Corremos quase aos trombos e quando chegava ao vinte e
oito eu ainda não tinha escolhido um local quando ela puxou-me para dentro de um guarda roupa. Bem
providencial, pois ouvimos Ronaldo passar por ali correndo. Ficamos um tempão quase colado a respiração
dela soprava meus olhos cegos pela escuridão. Jamais esqueci o cheiro de
naftalina. Ali dentro a escuridão não era
total , por um orifício entrava um pouco de luz. Nós estávamos bem assustados. Eu
principalmente. Agora sei por que tive tanto medo na época. Aquela proximidade
era alarmante para mim. Foi quando ela pegou minha e colocou sobre seu peito
dizendo:
-Olha
como está batendo forte!
Realmente batia igual o coração de um animalzinho
assustado. Aí ela fez uma coisa que eu nunca mais esqueci. Chegou mais perto e beijou-me
molhando minha boca com sua saliva. Eu não tive dúvidas. Sussurrei no seu
ouvido:
-Bruxinha
linda!
Nosso negócio floresceu bastante. Eu te dou essa revista se
você me deixar eu vê isso. Ou, se você tocar aqui dou toda minha coleção. Também
trocávamos constantemente de revistas. Algumas coisas anotadas.
Mais uma diferença essencial:
-A mulher aumenta os seios com o passar do tempo, e são
macios e fofos e quando tem nenê sai leite por ali.
-A saliva é gosmenta, mas quando acostumamos vicia.
-A mulher é algo extraordinário e tem muito mais para se
descobrir.
-Por último e mais importante: Alice não era bruxa! Pois segundo Rubem Alves em sua crônica, “As
Bruxas verdadeiras usavam a vassourinha de pelos macios para umedecer as mucosas das regiões entre as
pernas, genitais. Assim, vinham-lhes deliciosas alucinações e elas voavam,
montadas na vassourinha...
-Alice não tinha vassoura.
Esse comércio durou uns dois anos ainda. Até ela me dizer chorando um dia que os pais
iam mudar para longe, para o sul e queria por que queria entre juras de amor eterno que usasse minha chave na
fechadura. Ela explicou tudo tim- tim -por tim-tim mas na hora não aconteceu nada.
Quando ela se foi tornei-me um solitária, vivia enfiado no quarto dos
fundos. Por isso eu tinha a pressa de ser gente grande, crescer e viajar pelo
mundo. Aí voltou novamente a total imersão nas histórias em quadrinhos. Horas a fio em companhia de heróis e vilões de
toda espécie.
E por falar em vilão, essa tarde eu me senti um, quando
passei pela sala, escondendo no meio dos gibis uma revista proibida chamada de
"catecismos" de Carlos Zéfiro. Essas revistas vinham do Brasil,
cruzava mares e montanhas e chegava em minhas mãos através de moleques de rua.

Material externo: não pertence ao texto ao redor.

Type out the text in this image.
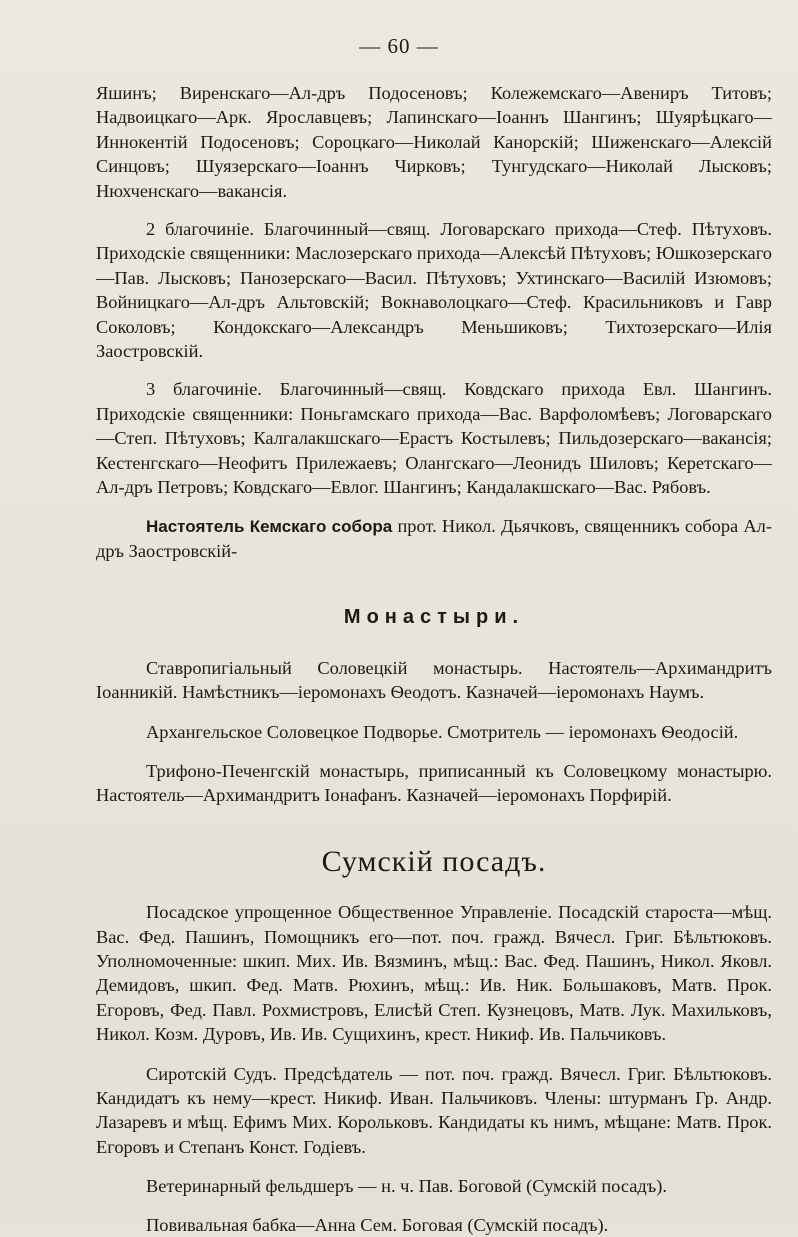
— 60 —

Яшинъ; Виренскаго—Ал-дръ Подосеновъ; Колежемскаго—Авениръ Титовъ; Надвоицкаго—Арк. Ярославцевъ; Лапинскаго—Іоаннъ Шангинъ; Шуярѣцкаго—Иннокентій Подосеновъ; Сороцкаго—Николай Канорскій; Шиженскаго—Алексій Синцовъ; Шуязерскаго—Іоаннъ Чирковъ; Тунгудскаго—Николай Лысковъ; Нюхченскаго—вакансія.

2 благочиніе. Благочинный—свящ. Логоварскаго прихода—Стеф. Пѣтуховъ. Приходскіе священники: Маслозерскаго прихода—Алексѣй Пѣтуховъ; Юшкозерскаго—Пав. Лысковъ; Панозерскаго—Васил. Пѣтуховъ; Ухтинскаго—Василій Изюмовъ; Войницкаго—Ал-дръ Альтовскій; Вокнаволоцкаго—Стеф. Красильниковъ и Гавр Соколовъ; Кондокскаго—Александръ Меньшиковъ; Тихтозерскаго—Илія Заостровскій.

3 благочиніе. Благочинный—свящ. Ковдскаго прихода Евл. Шангинъ. Приходскіе священники: Поньгамскаго прихода—Вас. Варфоломѣевъ; Логоварскаго—Степ. Пѣтуховъ; Калгалакшскаго—Ерастъ Костылевъ; Пильдозерскаго—вакансія; Кестенгскаго—Неофитъ Прилежаевъ; Олангскаго—Леонидъ Шиловъ; Керетскаго—Ал-дръ Петровъ; Ковдскаго—Евлог. Шангинъ; Кандалакшскаго—Вас. Рябовъ.

Настоятель Кемскаго собора прот. Никол. Дьячковъ, священникъ собора Ал-дръ Заостровскій-

Монастыри.

Ставропигіальный Соловецкій монастырь. Настоятель—Архимандритъ Іоанникій. Намѣстникъ—іеромонахъ Ѳеодотъ. Казначей—іеромонахъ Наумъ.

Архангельское Соловецкое Подворье. Смотритель — іеромонахъ Ѳеодосій.

Трифоно-Печенгскій монастырь, приписанный къ Соловецкому монастырю. Настоятель—Архимандритъ Іонафанъ. Казначей—іеромонахъ Порфирій.

Сумскій посадъ.

Посадское упрощенное Общественное Управленіе. Посадскій староста—мѣщ. Вас. Фед. Пашинъ, Помощникъ его—пот. поч. гражд. Вячесл. Григ. Бѣльтюковъ. Уполномоченные: шкип. Мих. Ив. Вязминъ, мѣщ.: Вас. Фед. Пашинъ, Никол. Яковл. Демидовъ, шкип. Фед. Матв. Рюхинъ, мѣщ.: Ив. Ник. Большаковъ, Матв. Прок. Егоровъ, Фед. Павл. Рохмистровъ, Елисѣй Степ. Кузнецовъ, Матв. Лук. Махильковъ, Никол. Козм. Дуровъ, Ив. Ив. Сущихинъ, крест. Никиф. Ив. Пальчиковъ.

Сиротскій Судъ. Предсѣдатель — пот. поч. гражд. Вячесл. Григ. Бѣльтюковъ. Кандидатъ къ нему—крест. Никиф. Иван. Пальчиковъ. Члены: штурманъ Гр. Андр. Лазаревъ и мѣщ. Ефимъ Мих. Корольковъ. Кандидаты къ нимъ, мѣщане: Матв. Прок. Егоровъ и Степанъ Конст. Годіевъ.

Ветеринарный фельдшеръ — н. ч. Пав. Боговой (Сумскій посадъ).

Повивальная бабка—Анна Сем. Боговая (Сумскій посадъ).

Tendo uma, eu corria ao quarto e lia deliciando-me com as
gravuras. Um homem abraçado a uma mulher
e o texto dizia: “Muito afobado, beijando-me descobriu-me um seio, e suas mãos
ansiosas, repuxavam a minha calcinha e seus dedos esfregavam a minha fenda. Eu
estava muito nervosa e lhe pedi para deixar-me tirar a roupa. Ele consentiu e
dirigi-me ao banheiro”.
Alucinado pela gravura e as frases intensas dita pelos
personagens eu estava apalpando a varinha de condão, quando a terceira bruxa em minha vida apareceu
subitamente, parada na soleira da porta do quartinho, com um sorriso no rosto,
sem comentar o que eu estava prestes a fazer:
-Prazer!
Eu sou a nova empregada! Já me apresentei a todos na sala só faltava você meu
rapazinho! Ela dava a mão para eu pegar. Assustado retirei a mão do calção e
apertei a dela timidamente.
Lembro bem desse dia, pois a Rússia tinha acabado de nos
atacar com muitos tanques e aviões. Ela disse muito tempo depois que viera com
os soldados.
Eu fechei rápida a revista e levantei da cama num pulo.
Minha mãe entrou logo atrás, estava dizendo que agora
aquele quartinho seria de Margarida dali por diante e que eu tirasse meus
pertences.
Para encurtar a história, depois que Margarida entrou em
minha vida conheci à última bruxa da infância.
Um belo dia acordei com ela em frente ao espelho e
comprovei que mulher, especialmente as russas, são bruxas e fadas.
Bruxa, pois levam uma vassoura de pelos macios no meio
das pernas e quando as usa voam alto no firmamento. E Fadas, pois quando tem uma vara de condão
nas mãos fazem mágicas miraculosas.
Enceto retirado do caderno “ultra secreto” de
Odlarniram Etiel Atsitab, o pequeno Afegão.